Summary Table (with explanations for missing data):
Information Type | Details / Explanation from the Document |
---|---|
1. Acceptance Criteria and Reported Device Performance | Not applicable in the context of this 510(k) for a physical, non-AI device. The acceptance criterion was demonstrating substantial equivalence to the predicate device (Dispos-A-Scope, K993738). The reported "performance" is that the device is "identical to other legal marketed devices such as the Dispos-A-Scope in terms of material, disposability, non-powered, design, and usage." Specific quantitative performance metrics are not provided as it's a direct comparison. |
2. Sample size and data provenance for test set | Not applicable. No test set was used in the context of a performance study. The submission relies on a comparison to a predicate device. |
3. Number and qualifications of experts for ground truth (test set) | Not applicable. No external experts were used to establish ground truth for a test set, as no test set (in a performance study sense) was described.
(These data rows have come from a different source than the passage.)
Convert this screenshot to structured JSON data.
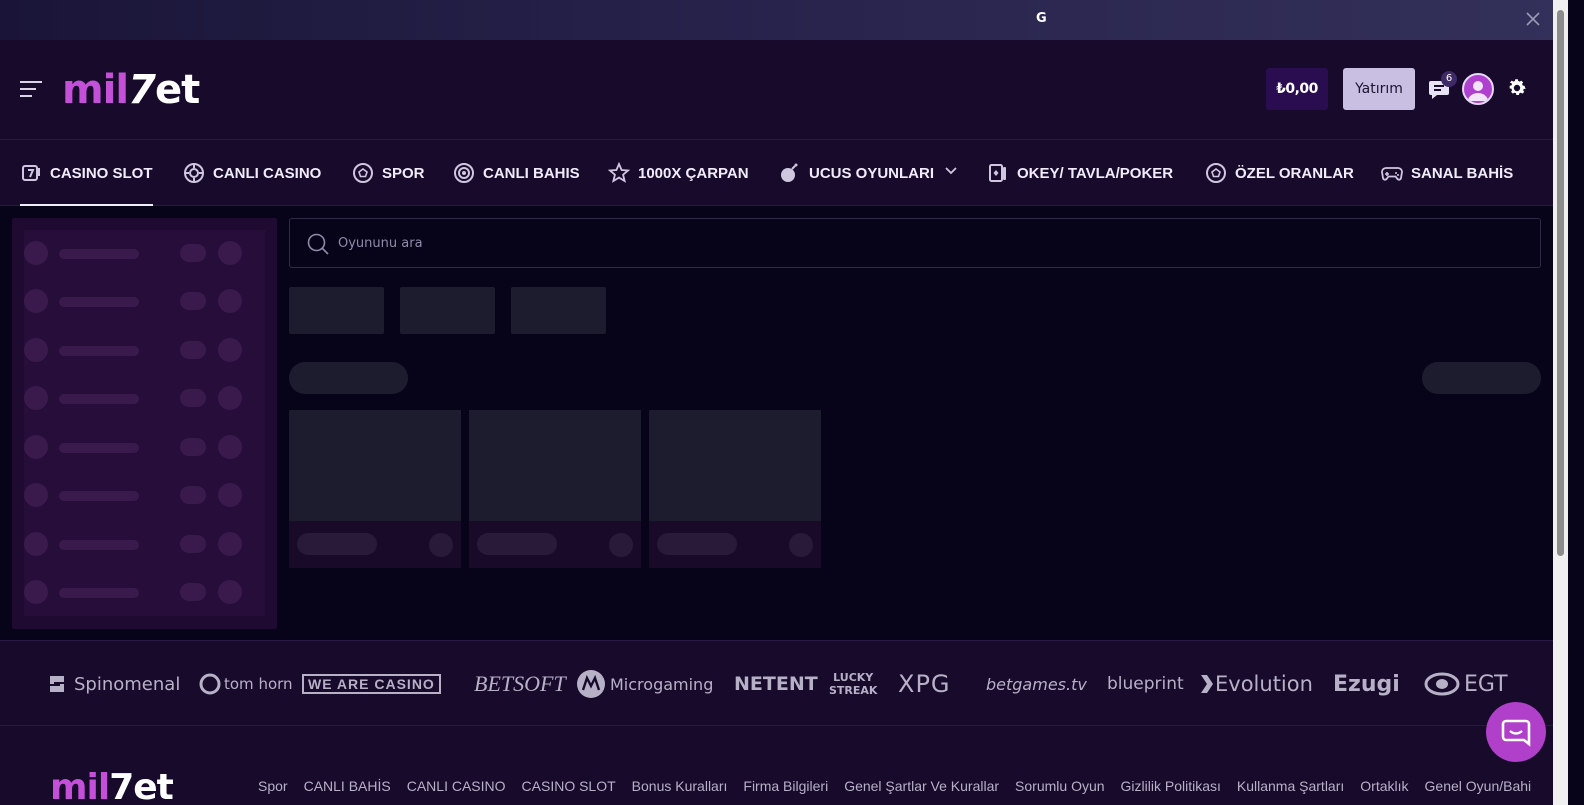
{
  "banner": {
    "text": "G",
    "close_label": "×"
  },
  "header": {
    "logo_parts": {
      "mil": "mil",
      "seven": "7",
      "et": "et"
    },
    "balance": "₺0,00",
    "deposit_label": "Yatırım",
    "messages_badge": "6"
  },
  "nav": {
    "items": [
      {
        "label": "CASINO SLOT",
        "icon": "casino-slot-icon",
        "active": true
      },
      {
        "label": "CANLI CASINO",
        "icon": "casino-chip-icon"
      },
      {
        "label": "SPOR",
        "icon": "soccer-ball-icon"
      },
      {
        "label": "CANLI BAHIS",
        "icon": "live-broadcast-icon"
      },
      {
        "label": "1000X ÇARPAN",
        "icon": "star-icon"
      },
      {
        "label": "UCUS OYUNLARI",
        "icon": "bomb-icon",
        "dropdown": true
      },
      {
        "label": "OKEY/ TAVLA/POKER",
        "icon": "playing-cards-icon"
      },
      {
        "label": "ÖZEL ORANLAR",
        "icon": "soccer-ball-icon"
      },
      {
        "label": "SANAL BAHİS",
        "icon": "gamepad-icon"
      }
    ]
  },
  "search": {
    "placeholder": "Oyununu ara"
  },
  "providers": [
    "Spinomenal",
    "tom horn",
    "WE ARE CASINO",
    "BETSOFT",
    "Microgaming",
    "NETENT",
    "LUCKY STREAK",
    "XPG",
    "betgames.tv",
    "blueprint",
    "Evolution",
    "Ezugi",
    "EGT"
  ],
  "footer": {
    "logo_parts": {
      "mil": "mil",
      "rest": "7et"
    },
    "links": [
      "Spor",
      "CANLI BAHİS",
      "CANLI CASINO",
      "CASINO SLOT",
      "Bonus Kuralları",
      "Firma Bilgileri",
      "Genel Şartlar Ve Kurallar",
      "Sorumlu Oyun",
      "Gizlilik Politikası",
      "Kullanma Şartları",
      "Ortaklık",
      "Genel Oyun/Bahi"
    ]
  },
  "colors": {
    "brand": "#c44fd8",
    "header_bg": "#170a2b",
    "page_bg": "#07041a",
    "deposit_bg": "#c9bfe3"
  }
}
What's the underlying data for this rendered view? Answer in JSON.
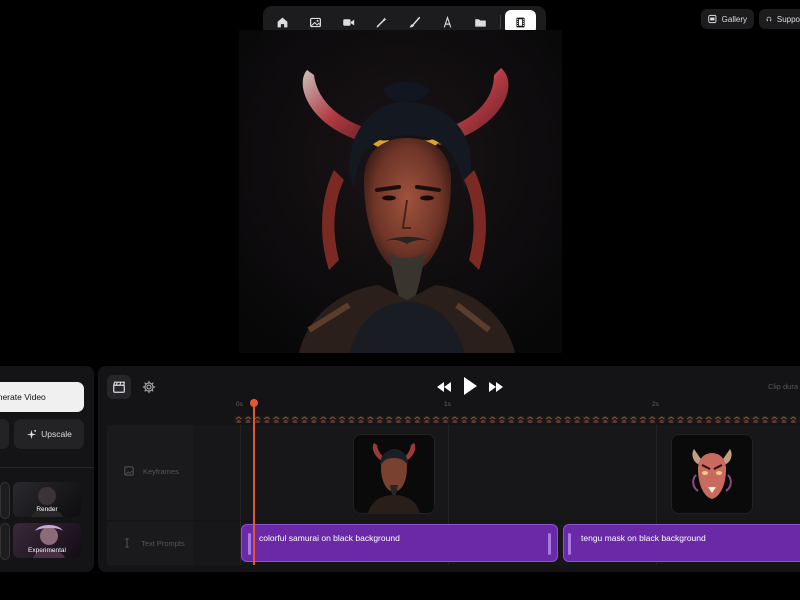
{
  "toolbar": {
    "tools": [
      {
        "name": "home-icon"
      },
      {
        "name": "image-icon"
      },
      {
        "name": "video-camera-icon"
      },
      {
        "name": "magic-wand-icon"
      },
      {
        "name": "brush-icon"
      },
      {
        "name": "text-icon"
      },
      {
        "name": "folder-icon"
      },
      {
        "name": "film-icon",
        "active": true
      }
    ]
  },
  "header": {
    "gallery_label": "Gallery",
    "support_label": "Suppo"
  },
  "left_panel": {
    "generate_label": "enerate Video",
    "upscale_label": "Upscale",
    "styles": [
      {
        "label": "Render"
      },
      {
        "label": "Experimental"
      }
    ]
  },
  "timeline": {
    "clip_duration_label": "Clip dura",
    "ticks": [
      "0s",
      "1s",
      "2s"
    ],
    "tracks": {
      "keyframes_label": "Keyframes",
      "text_prompts_label": "Text Prompts"
    },
    "prompts": [
      {
        "text": "colorful samurai on black background"
      },
      {
        "text": "tengu mask on black background"
      }
    ]
  },
  "colors": {
    "accent_purple": "#6a2aa8",
    "playhead": "#e4572e",
    "panel": "#141416"
  }
}
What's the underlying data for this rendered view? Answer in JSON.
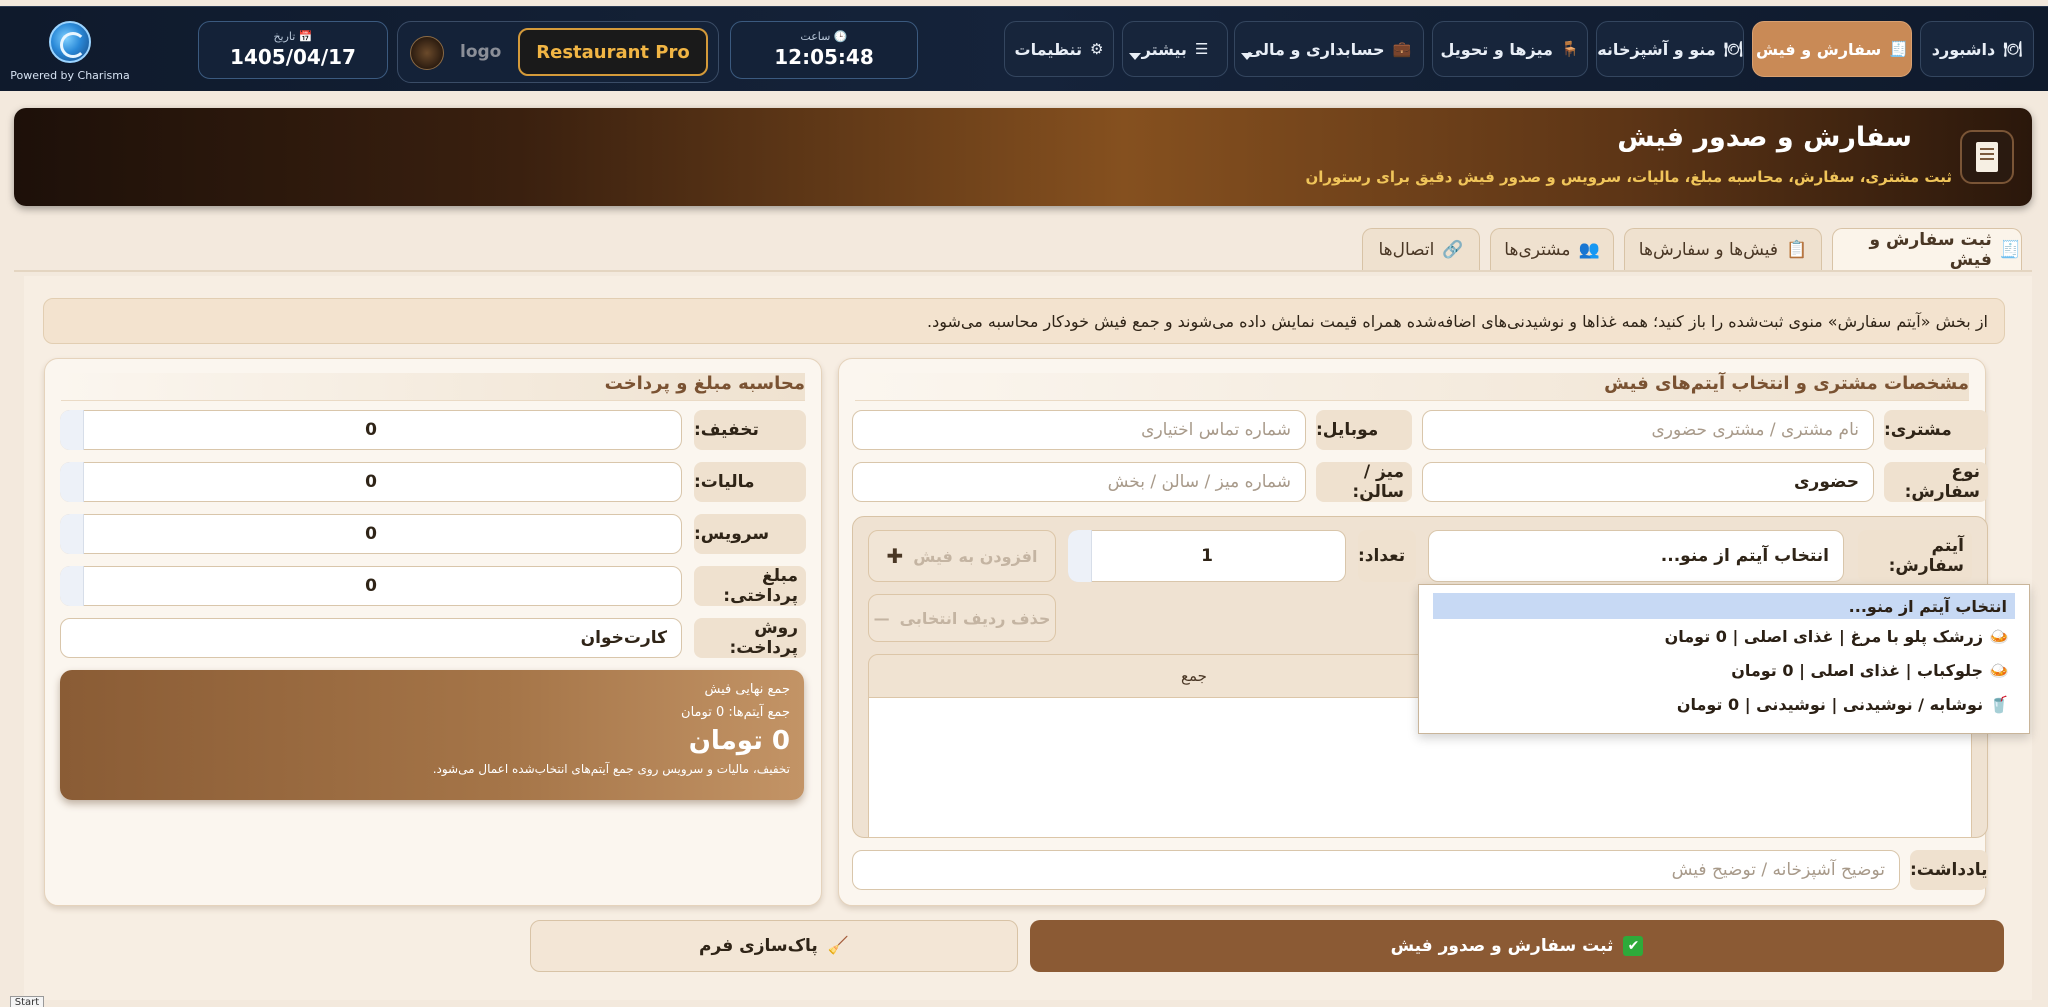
{
  "brand": {
    "powered_by": "Powered by Charisma"
  },
  "nav": {
    "items": [
      {
        "label": "داشبورد",
        "icon": "🍽"
      },
      {
        "label": "سفارش و فیش",
        "icon": "🧾"
      },
      {
        "label": "منو و آشپزخانه",
        "icon": "🍽"
      },
      {
        "label": "میزها و تحویل",
        "icon": "🪑"
      },
      {
        "label": "حسابداری و مالی",
        "icon": "💼"
      },
      {
        "label": "بیشتر",
        "icon": "☰"
      },
      {
        "label": "تنظیمات",
        "icon": "⚙"
      }
    ],
    "active_index": 1
  },
  "clock": {
    "label": "ساعت",
    "value": "12:05:48"
  },
  "restaurant": {
    "logo_text": "logo",
    "button_label": "Restaurant Pro"
  },
  "date": {
    "label": "تاریخ",
    "value": "1405/04/17"
  },
  "hero": {
    "title": "سفارش و صدور فیش",
    "subtitle": "ثبت مشتری، سفارش، محاسبه مبلغ، مالیات، سرویس و صدور فیش دقیق برای رستوران"
  },
  "tabs": [
    {
      "label": "ثبت سفارش و فیش",
      "icon": "🧾"
    },
    {
      "label": "فیش‌ها و سفارش‌ها",
      "icon": "📋"
    },
    {
      "label": "مشتری‌ها",
      "icon": "👥"
    },
    {
      "label": "اتصال‌ها",
      "icon": "🔗"
    }
  ],
  "notice": "از بخش «آیتم سفارش» منوی ثبت‌شده را باز کنید؛ همه غذاها و نوشیدنی‌های اضافه‌شده همراه قیمت نمایش داده می‌شوند و جمع فیش خودکار محاسبه می‌شود.",
  "customer_panel": {
    "title": "مشخصات مشتری و انتخاب آیتم‌های فیش",
    "customer_label": "مشتری:",
    "customer_placeholder": "نام مشتری / مشتری حضوری",
    "mobile_label": "موبایل:",
    "mobile_placeholder": "شماره تماس اختیاری",
    "order_type_label": "نوع سفارش:",
    "order_type_value": "حضوری",
    "table_label": "میز / سالن:",
    "table_placeholder": "شماره میز / سالن / بخش",
    "item_label": "آیتم سفارش:",
    "item_value": "انتخاب آیتم از منو...",
    "qty_label": "تعداد:",
    "qty_value": "1",
    "add_button": "افزودن به فیش",
    "remove_button": "حذف ردیف انتخابی",
    "table_sum_header": "جمع",
    "note_label": "یادداشت:",
    "note_placeholder": "توضیح آشپزخانه / توضیح فیش"
  },
  "dropdown": {
    "options": [
      {
        "icon": "",
        "text": "انتخاب آیتم از منو..."
      },
      {
        "icon": "🍛",
        "text": "زرشک پلو با مرغ  |  غذای اصلی  |  0 تومان"
      },
      {
        "icon": "🍛",
        "text": "جلوکباب  |  غذای اصلی  |  0 تومان"
      },
      {
        "icon": "🥤",
        "text": "نوشابه / نوشیدنی  |  نوشیدنی  |  0 تومان"
      }
    ]
  },
  "payment_panel": {
    "title": "محاسبه مبلغ و پرداخت",
    "discount_label": "تخفیف:",
    "discount_value": "0",
    "tax_label": "مالیات:",
    "tax_value": "0",
    "service_label": "سرویس:",
    "service_value": "0",
    "payable_label": "مبلغ پرداختی:",
    "payable_value": "0",
    "method_label": "روش پرداخت:",
    "method_value": "کارت‌خوان"
  },
  "summary": {
    "title": "جمع نهایی فیش",
    "items_total": "جمع آیتم‌ها: 0 تومان",
    "grand_total": "0 تومان",
    "note": "تخفیف، مالیات و سرویس روی جمع آیتم‌های انتخاب‌شده اعمال می‌شود."
  },
  "actions": {
    "submit_label": "ثبت سفارش و صدور فیش",
    "clear_label": "پاک‌سازی فرم"
  },
  "taskbar": {
    "start_label": "Start"
  }
}
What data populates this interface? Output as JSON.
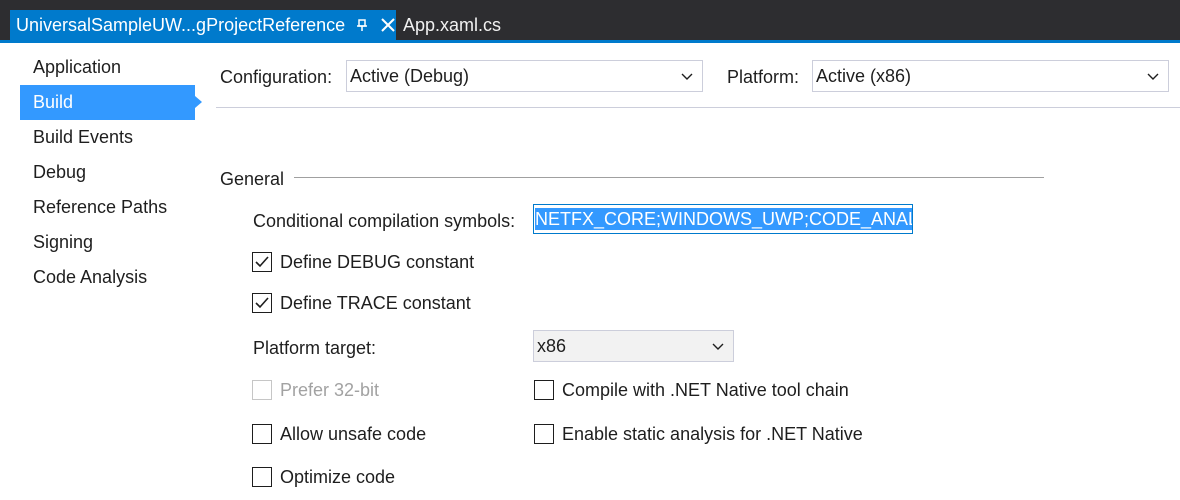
{
  "tabs": {
    "active_title": "UniversalSampleUW...gProjectReference",
    "inactive_title": "App.xaml.cs"
  },
  "nav": {
    "items": [
      {
        "label": "Application"
      },
      {
        "label": "Build"
      },
      {
        "label": "Build Events"
      },
      {
        "label": "Debug"
      },
      {
        "label": "Reference Paths"
      },
      {
        "label": "Signing"
      },
      {
        "label": "Code Analysis"
      }
    ],
    "selected": "Build"
  },
  "config": {
    "configuration_label": "Configuration:",
    "configuration_value": "Active (Debug)",
    "platform_label": "Platform:",
    "platform_value": "Active (x86)"
  },
  "general": {
    "section_title": "General",
    "symbols_label": "Conditional compilation symbols:",
    "symbols_value": "NETFX_CORE;WINDOWS_UWP;CODE_ANALYSIS",
    "define_debug": {
      "label": "Define DEBUG constant",
      "checked": true
    },
    "define_trace": {
      "label": "Define TRACE constant",
      "checked": true
    },
    "platform_target_label": "Platform target:",
    "platform_target_value": "x86",
    "prefer32": {
      "label": "Prefer 32-bit",
      "checked": false,
      "disabled": true
    },
    "native_toolchain": {
      "label": "Compile with .NET Native tool chain",
      "checked": false
    },
    "unsafe_code": {
      "label": "Allow unsafe code",
      "checked": false
    },
    "static_analysis": {
      "label": "Enable static analysis for .NET Native",
      "checked": false
    },
    "optimize": {
      "label": "Optimize code",
      "checked": false
    }
  },
  "colors": {
    "accent": "#007acc",
    "selection": "#3399ff",
    "tabstrip": "#2d2d30"
  }
}
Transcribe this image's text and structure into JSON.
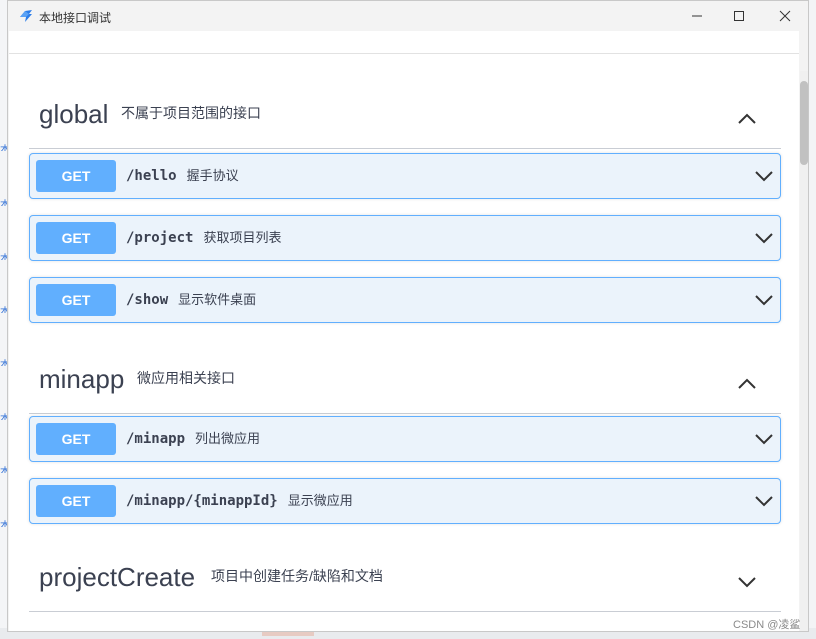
{
  "window": {
    "title": "本地接口调试"
  },
  "background": {
    "left_marks": [
      "本",
      "本",
      "本",
      "本",
      "本",
      "本",
      "本",
      "本"
    ]
  },
  "sections": [
    {
      "name": "global",
      "description": "不属于项目范围的接口",
      "expanded": true,
      "operations": [
        {
          "method": "GET",
          "path": "/hello",
          "summary": "握手协议"
        },
        {
          "method": "GET",
          "path": "/project",
          "summary": "获取项目列表"
        },
        {
          "method": "GET",
          "path": "/show",
          "summary": "显示软件桌面"
        }
      ]
    },
    {
      "name": "minapp",
      "description": "微应用相关接口",
      "expanded": true,
      "operations": [
        {
          "method": "GET",
          "path": "/minapp",
          "summary": "列出微应用"
        },
        {
          "method": "GET",
          "path": "/minapp/{minappId}",
          "summary": "显示微应用"
        }
      ]
    },
    {
      "name": "projectCreate",
      "description": "项目中创建任务/缺陷和文档",
      "expanded": false,
      "operations": []
    }
  ],
  "watermark": "CSDN @凌鲨",
  "colors": {
    "get_method": "#61affe",
    "op_background": "#ebf3fb",
    "text": "#3b4151"
  },
  "icons": {
    "app": "app-logo-icon",
    "minimize": "minimize-icon",
    "maximize": "maximize-icon",
    "close": "close-icon",
    "expanded": "chevron-up-icon",
    "collapsed": "chevron-down-icon"
  }
}
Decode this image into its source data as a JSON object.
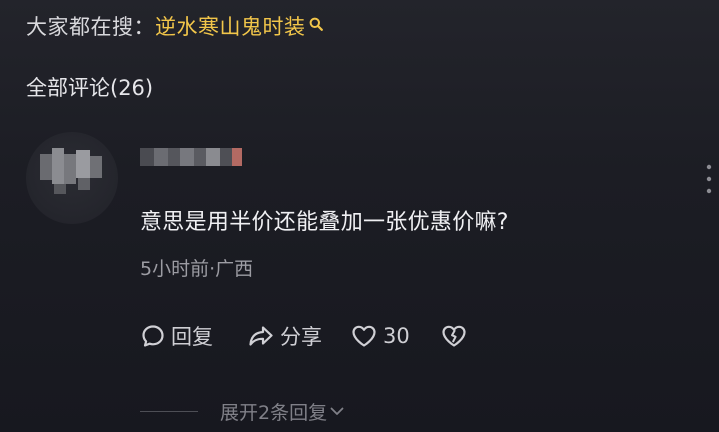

The "ground truth" is the regulatory acceptance of the predicate device based on its prior review and market history. |
4. Adjudication method (test set) | Not applicable. No test set was used. |
5. MRMC comparative effectiveness study (effect size human readers with/without AI) | Not applicable. This device is a physical anoscope, not an AI-assisted diagnostic tool. |
6. Standalone "algorithm only" performance study | Not applicable. This device is a physical anoscope, not an algorithm. |
7. Type of ground truth for test set | Not applicable. The "ground truth" for this 510(k) is the regulatory finding that the predicate device is safe and effective, and that the new device is substantially equivalent to it. |
8. Sample size for training set | Not applicable. This device is a physical anoscope, not an AI/ML model that requires a training set. |
9. How ground truth for training set was established | Not applicable. No training set for an AI/ML model was involved. |
In essence, this 510(k) submission is for a conventional medical device seeking market clearance through substantial equivalence, not for a software or AI device that would typically involve the comprehensive performance studies and data described in the prompt.